Introduction / History The Badhai name comes from the Sanskrit vardhna which means 'cutting'. The Badhais believe that their name comes from Lord Vishwakarma who created two people groups: the cutters of wood, or Badhai people and the workers of iron, or Lohar people. Of the more than 6 million Badhai in South Asia about 10 percent (or 600,000) are Muslims. Most of those Badhai Muslims live in Uttar Pradesh but others are scattered through north India, Nepal and Pakistan.
What are their lives like? As mentioned above the Badhai are traditionally wood-cutters and carpenters. Today carpentry is still common though some have acquired land and are involved in agriculture. The men have a custom of wearing the dhoti, a baniyan shirt and a red cloth, or gamcha, over the shoulder. They are not vegetarian and prefer rice and wheat as staple grains.
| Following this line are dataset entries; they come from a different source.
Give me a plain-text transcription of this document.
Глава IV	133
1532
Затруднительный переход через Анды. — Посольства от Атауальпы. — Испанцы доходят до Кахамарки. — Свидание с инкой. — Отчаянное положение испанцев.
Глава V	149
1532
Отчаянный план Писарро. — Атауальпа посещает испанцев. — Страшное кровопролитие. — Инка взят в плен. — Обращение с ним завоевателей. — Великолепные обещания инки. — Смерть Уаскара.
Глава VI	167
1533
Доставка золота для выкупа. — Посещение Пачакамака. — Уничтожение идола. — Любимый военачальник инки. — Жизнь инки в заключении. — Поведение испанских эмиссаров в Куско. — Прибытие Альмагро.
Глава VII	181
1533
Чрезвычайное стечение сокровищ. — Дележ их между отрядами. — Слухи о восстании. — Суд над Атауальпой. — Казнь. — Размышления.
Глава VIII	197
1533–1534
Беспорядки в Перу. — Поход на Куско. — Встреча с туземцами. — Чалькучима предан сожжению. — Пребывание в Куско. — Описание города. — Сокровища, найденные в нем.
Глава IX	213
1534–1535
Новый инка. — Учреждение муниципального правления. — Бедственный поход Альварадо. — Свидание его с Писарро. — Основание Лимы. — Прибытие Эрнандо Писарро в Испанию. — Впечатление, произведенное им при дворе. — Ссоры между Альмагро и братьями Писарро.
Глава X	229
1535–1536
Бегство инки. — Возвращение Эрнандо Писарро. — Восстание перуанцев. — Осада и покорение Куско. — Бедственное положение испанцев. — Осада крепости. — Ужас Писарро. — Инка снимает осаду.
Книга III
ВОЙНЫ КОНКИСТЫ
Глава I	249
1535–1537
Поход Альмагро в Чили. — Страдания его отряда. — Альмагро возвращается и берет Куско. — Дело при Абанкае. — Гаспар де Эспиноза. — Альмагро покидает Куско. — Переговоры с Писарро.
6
The small Badhai population in Nepal that are found mainly in Rapti, Bheri and Sagarmatha zones are primarily Nepali speaking but also use Urdu, Bhojpuri and Maithili. Though most Badhai are Hindus the smaller Nepali Badhai are nearly all Sunni Muslims.
What are their needs? From the carpentry origins, lets pray that Jesus, the prophet and carpenter, can be proclaimed in this lost community of Muslims. There are no known believers among this group. May woodworking Christians and other believers gain a burden for this group of people!